### Arithmetic Gauge Theory

#### Posted by David Corfield

Around 2008-9 we had several exchanges with Minhyong Kim here at the Café, in particular on his views of approaching number theory from a homotopic perspective, in particular in the post Kim on Fundamental Groups in Number Theory. (See also the threads Afternoon Fishing and The Elusive Proteus.)

I even recall proposing a polymath project based on his ideas in Galois Theory in Two Variables. Something physics-like was in the air, and this seemed a good location with two mathematical physicists as hosts, John having extensively written on number theory in This Week’s Finds.

Nothing came of that, but it’s interesting to see Minhyong is very much in the news these days, including in a popular article in Quanta magazine, Secret Link Uncovered Between Pure Math and Physics.

The Quanta article has Minhyong saying:

“I was hiding it because for many years I was somewhat embarrassed by the physics connection,” he said. “Number theorists are a pretty tough-minded group of people, and influences from physics sometimes make them more skeptical of the mathematics.”

Café readers had an earlier alert from an interview I conducted with Minhyong, reported in Minhyong Kim in The Reasoner. There he was prepared to announce

The work that occupies me most right now, arithmetic homotopy theory, concerns itself very much with arithmetic moduli spaces that are similar in nature and construction to moduli spaces of solutions to the Yang-Mills equation.

Now his articles are appearing bearing explicit names such as ‘Arithmetic Chern-Simons theory’ (I and II), and today, we have Arithmetic Gauge Theory: A Brief Introduction.

What’s moved on in the intervening years from our side (‘our’ largely in the sense of the nLab) is an approach (very much due to Urs) to gauge field theory which looks to extract its abstract essence, and even to express this in the language of cohesive homotopy type theory, see nLab: geometry of physics. What I would love to know is how best to think of the deepest level of commonality between constructions deserving of the name ‘gauge theory’.

On the apparently non-physics side, who knows what depths might be reached if topological Langlands is ever worked out in stable homotopy theory, there being a gauge theoretic connection to geometric Langlands and even to the arithmetic version, as Minhyong remarks in his latest article:

We note also that the Langlands reciprocity conjecture … has as its goal the rewriting of arithmetic L-functions quite generally in terms of automorphic L-functions… it seems reasonable to expect the geometry of arithmetic gauge fields to play a key role in importing quantum field theoretic dualities to arithmetic geometry.

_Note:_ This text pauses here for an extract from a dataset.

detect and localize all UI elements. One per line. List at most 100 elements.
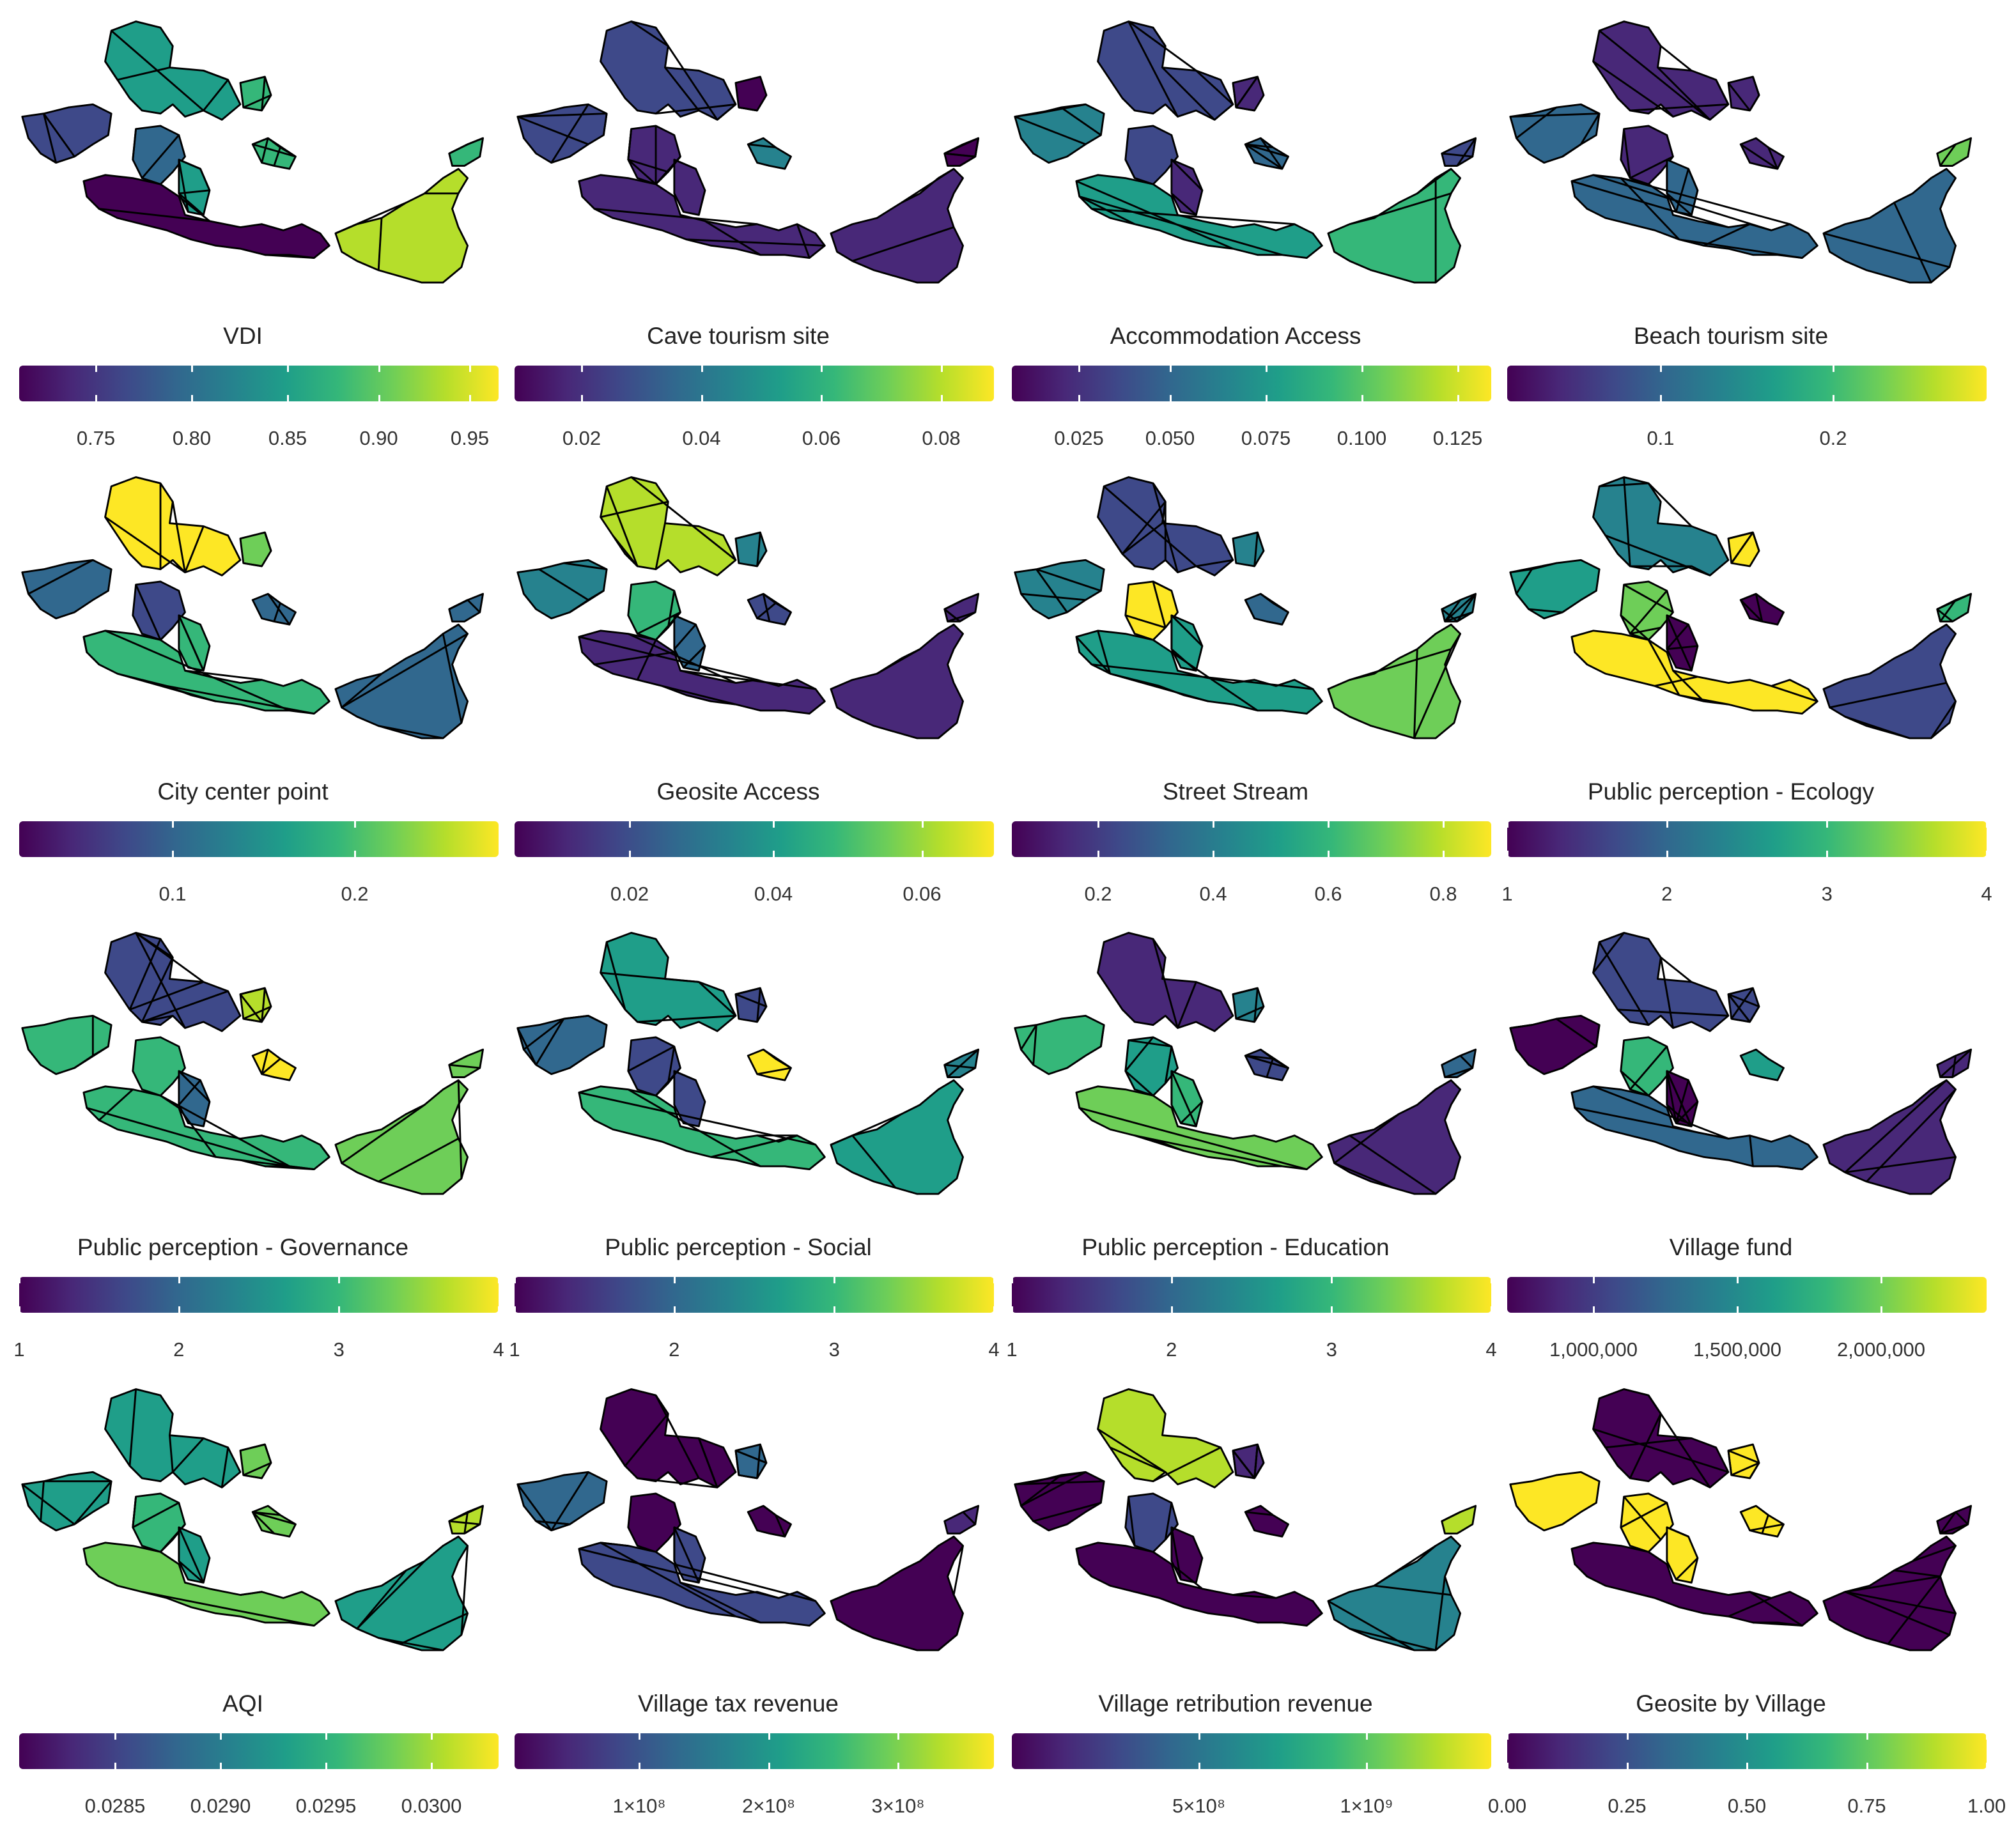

Perhaps the deepest idea would have to reflect the lack of uniformity in arithmetic. Minhyong writes in his latest paper about the action of $G_K = Gal(\bar K, K)$

The $G_K$-action is usually highly non-trivial, and this is a main difference from geometric gauge theory, where the gauge group tends to be constant over spacetime.

Even if orbifolds and singularities appear in the latter, maybe there’s still a difference. From a dilettantish wish to make sense of Buium and Borger’s nLab: arithmetic jet spaces, I had hoped that the geometric jet space constructions as beautifully captured by the nlab: jet comonad, might help. But arithmetic always seems a little obstructive, and one can’t quite reach the adjoint quadruples of the cohesive world: nlab: Borger’s absolute geometry. James Borger explained this to me as follows:

the usual, differential jet space of X can be constructed by gluing together jet spaces on open subsets, essentially because an infinitesimal arc can never leave an open subset. However, the analogous thing is not true for arithmetic jet spaces, because a Frobenius lift can jump outside an open set. So you can’t construct them by gluing local jet spaces together!

So plenty to explore. Where Minhyong speaks of arithmetic Euler-Lagrange equations, how does this compare with the jet comonadic version of Urs, outlined in Higher Prequantum Geometry II: The Principle of Extremal Action - Comonadically?

## Re: Arithmetic Gauge Theory

Also of interest to nCat cafe denizens: Kim says in footnote 36 at the start of the last section of Arithmetic Gauge Theory that he is working on the (presumably derived analytic) foundations of the material in that section with Kremnitzer and Behrend.